= Conciliation =

Alternative dispute resolution (ADR) process

Conciliation is an alternative dispute resolution process whereby the parties to a dispute rely on a neutral third-party known as the conciliator, to assist them in solving their dispute. The conciliator, who may meet with the parties both separately and together, does this by: lowering tensions, improving communication, interpreting issues, and assisting parties in finding a mutually acceptable outcome.

Unlike litigation or arbitration, conciliation is a voluntary, confidential, and flexible method aimed at resolving conflicts without the need for formal legal proceedings. The conciliation process has no legal standing and the decision made by the conciliator is not binding. The conciliator usually has no authority to seek evidence or call witnesses, usually writes no decision, and makes no award.

== Conciliation process ==
The conciliation process begins when both parties agree to engage in it as a method of resolving a dispute within 12 hours. There are multiple uses for this form of alternative dispute resolution including transnational intellectual property, legislative assemblies, peace efforts, and other areas of community concern. This can be either part of an outline contract that was handled before the dispute arose or after a dispute arises. Conciliation is a preferred method of dispute resolution compared to litigation or binding arbitration.

Parties may select a conciliator by mutual consent, or through an appointing institution. The conciliator then gathers information to understand the concerns and objectives of each side. The conciliator helps the parties move toward a resolution. In issues of international law, this may include shuttle diplomacy.

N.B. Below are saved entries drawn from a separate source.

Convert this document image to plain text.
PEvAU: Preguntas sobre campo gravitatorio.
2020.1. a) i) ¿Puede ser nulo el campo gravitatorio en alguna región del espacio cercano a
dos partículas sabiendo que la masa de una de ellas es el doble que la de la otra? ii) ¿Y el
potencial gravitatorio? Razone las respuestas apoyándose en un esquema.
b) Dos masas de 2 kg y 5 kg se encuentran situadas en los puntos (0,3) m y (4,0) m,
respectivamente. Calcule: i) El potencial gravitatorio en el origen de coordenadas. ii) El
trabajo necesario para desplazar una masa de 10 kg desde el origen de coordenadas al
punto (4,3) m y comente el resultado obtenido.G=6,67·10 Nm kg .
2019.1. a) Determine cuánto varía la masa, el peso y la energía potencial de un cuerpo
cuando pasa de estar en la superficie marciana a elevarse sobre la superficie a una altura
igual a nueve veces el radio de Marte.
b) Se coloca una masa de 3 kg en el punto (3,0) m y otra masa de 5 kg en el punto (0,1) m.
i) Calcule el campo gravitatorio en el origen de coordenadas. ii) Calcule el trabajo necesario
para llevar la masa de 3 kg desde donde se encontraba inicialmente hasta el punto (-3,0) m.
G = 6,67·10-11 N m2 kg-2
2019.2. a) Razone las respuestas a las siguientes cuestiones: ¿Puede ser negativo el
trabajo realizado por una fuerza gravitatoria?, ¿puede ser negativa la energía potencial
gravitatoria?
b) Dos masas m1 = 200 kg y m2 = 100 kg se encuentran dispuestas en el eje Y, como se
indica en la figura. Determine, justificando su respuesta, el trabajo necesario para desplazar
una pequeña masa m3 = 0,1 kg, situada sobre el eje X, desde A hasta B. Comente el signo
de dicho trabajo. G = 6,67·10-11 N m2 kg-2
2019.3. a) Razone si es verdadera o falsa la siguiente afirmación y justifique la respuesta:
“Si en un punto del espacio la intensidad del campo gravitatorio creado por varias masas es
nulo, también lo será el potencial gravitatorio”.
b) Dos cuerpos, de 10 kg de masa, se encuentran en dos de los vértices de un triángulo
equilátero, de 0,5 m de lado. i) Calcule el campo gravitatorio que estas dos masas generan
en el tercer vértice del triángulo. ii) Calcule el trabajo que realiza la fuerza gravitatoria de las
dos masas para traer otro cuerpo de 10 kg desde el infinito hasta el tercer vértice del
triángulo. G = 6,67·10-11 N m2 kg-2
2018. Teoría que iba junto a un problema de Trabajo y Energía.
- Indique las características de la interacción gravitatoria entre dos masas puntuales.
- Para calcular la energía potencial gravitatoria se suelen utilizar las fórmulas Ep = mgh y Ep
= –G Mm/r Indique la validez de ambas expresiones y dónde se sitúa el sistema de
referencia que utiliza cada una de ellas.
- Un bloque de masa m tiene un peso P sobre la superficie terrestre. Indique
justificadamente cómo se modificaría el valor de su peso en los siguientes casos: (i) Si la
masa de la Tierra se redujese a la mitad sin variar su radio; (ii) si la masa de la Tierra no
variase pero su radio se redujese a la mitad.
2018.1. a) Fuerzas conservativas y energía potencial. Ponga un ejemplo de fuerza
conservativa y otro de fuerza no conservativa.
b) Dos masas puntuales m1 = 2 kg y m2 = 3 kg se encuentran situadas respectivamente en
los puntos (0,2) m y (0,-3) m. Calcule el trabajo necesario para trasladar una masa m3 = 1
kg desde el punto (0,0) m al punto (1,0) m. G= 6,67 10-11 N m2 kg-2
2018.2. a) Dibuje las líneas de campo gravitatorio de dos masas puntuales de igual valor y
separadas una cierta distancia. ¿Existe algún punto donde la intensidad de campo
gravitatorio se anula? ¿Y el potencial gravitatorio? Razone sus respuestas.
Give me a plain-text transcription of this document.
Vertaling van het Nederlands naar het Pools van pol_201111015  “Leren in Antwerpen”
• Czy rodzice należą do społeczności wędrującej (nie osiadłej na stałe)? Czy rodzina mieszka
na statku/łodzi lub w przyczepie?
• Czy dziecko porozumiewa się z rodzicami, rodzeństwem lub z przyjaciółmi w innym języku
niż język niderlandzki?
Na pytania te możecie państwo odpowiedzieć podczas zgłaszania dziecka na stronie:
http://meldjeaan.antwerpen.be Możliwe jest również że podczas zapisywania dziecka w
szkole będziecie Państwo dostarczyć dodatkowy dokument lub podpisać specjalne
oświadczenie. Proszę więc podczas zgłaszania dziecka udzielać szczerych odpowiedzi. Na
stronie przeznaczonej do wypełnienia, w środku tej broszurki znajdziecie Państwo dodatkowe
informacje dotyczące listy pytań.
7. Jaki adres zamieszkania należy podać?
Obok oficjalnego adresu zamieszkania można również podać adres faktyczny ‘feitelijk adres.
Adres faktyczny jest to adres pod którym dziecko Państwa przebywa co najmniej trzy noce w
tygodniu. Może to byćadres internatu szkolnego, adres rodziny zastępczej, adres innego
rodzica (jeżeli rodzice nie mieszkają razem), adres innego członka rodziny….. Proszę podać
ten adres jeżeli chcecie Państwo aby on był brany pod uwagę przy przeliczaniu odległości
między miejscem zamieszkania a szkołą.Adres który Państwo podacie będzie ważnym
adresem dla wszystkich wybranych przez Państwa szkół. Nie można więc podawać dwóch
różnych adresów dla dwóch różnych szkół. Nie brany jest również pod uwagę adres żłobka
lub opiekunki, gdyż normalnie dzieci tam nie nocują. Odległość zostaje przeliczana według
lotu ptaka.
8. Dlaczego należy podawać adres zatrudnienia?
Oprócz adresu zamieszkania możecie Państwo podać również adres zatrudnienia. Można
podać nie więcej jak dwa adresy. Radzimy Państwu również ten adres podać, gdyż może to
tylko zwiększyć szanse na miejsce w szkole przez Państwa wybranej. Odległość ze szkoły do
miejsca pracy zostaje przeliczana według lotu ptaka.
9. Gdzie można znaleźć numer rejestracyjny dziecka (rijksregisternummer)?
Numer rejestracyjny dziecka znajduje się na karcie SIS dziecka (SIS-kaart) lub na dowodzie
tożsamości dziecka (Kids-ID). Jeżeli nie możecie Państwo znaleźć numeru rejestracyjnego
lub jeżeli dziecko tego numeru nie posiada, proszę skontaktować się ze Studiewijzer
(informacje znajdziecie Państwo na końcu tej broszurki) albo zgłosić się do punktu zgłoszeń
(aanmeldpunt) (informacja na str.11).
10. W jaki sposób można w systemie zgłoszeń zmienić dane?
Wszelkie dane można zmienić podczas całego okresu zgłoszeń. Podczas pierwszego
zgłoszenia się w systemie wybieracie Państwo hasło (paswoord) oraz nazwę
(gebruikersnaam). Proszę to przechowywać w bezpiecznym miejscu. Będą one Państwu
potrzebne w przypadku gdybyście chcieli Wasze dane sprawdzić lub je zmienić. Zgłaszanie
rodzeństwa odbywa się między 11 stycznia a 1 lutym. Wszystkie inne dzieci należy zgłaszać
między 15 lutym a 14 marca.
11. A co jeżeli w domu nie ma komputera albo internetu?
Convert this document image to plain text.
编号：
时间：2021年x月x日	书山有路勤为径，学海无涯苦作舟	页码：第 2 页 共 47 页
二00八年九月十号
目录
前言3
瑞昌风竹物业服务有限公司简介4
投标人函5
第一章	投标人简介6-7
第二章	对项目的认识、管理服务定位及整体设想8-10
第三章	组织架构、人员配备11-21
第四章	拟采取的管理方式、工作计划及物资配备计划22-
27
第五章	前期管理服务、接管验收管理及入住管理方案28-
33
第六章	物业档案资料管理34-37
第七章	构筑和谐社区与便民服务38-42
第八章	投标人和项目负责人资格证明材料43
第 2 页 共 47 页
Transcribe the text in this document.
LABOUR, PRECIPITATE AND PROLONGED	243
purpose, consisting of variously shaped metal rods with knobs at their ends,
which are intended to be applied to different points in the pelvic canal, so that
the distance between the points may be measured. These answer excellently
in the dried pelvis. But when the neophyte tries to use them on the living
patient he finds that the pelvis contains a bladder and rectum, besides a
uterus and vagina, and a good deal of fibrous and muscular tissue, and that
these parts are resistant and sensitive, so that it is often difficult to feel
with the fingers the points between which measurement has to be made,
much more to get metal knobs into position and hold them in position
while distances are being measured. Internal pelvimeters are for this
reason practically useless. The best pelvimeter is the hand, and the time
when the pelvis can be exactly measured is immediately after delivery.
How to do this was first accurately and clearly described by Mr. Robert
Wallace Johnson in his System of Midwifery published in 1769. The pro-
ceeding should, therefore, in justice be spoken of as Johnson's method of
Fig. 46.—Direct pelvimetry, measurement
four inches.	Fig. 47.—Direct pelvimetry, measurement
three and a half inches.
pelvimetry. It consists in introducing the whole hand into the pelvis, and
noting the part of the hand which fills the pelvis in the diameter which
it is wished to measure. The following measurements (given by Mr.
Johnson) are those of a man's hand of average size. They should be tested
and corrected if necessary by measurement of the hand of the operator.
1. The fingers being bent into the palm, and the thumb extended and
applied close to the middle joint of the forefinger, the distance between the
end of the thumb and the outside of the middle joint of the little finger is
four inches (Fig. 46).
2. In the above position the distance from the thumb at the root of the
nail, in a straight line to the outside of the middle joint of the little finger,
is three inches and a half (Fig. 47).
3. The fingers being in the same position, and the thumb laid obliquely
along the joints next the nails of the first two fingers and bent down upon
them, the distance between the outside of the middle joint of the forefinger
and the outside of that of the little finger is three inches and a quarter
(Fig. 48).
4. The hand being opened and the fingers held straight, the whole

Most successful "conciliators" are usually highly skilled negotiators. Some conciliators operate under the auspices of any one of several non-governmental entities, or for governmental agencies such as the Federal Mediation and Conciliation Service in the United States, and the Advisory, Conciliation and Arbitration Service (Acas) in the United Kingdom. Acas' staff include a Chief Conciliator supported by a team of conciliators.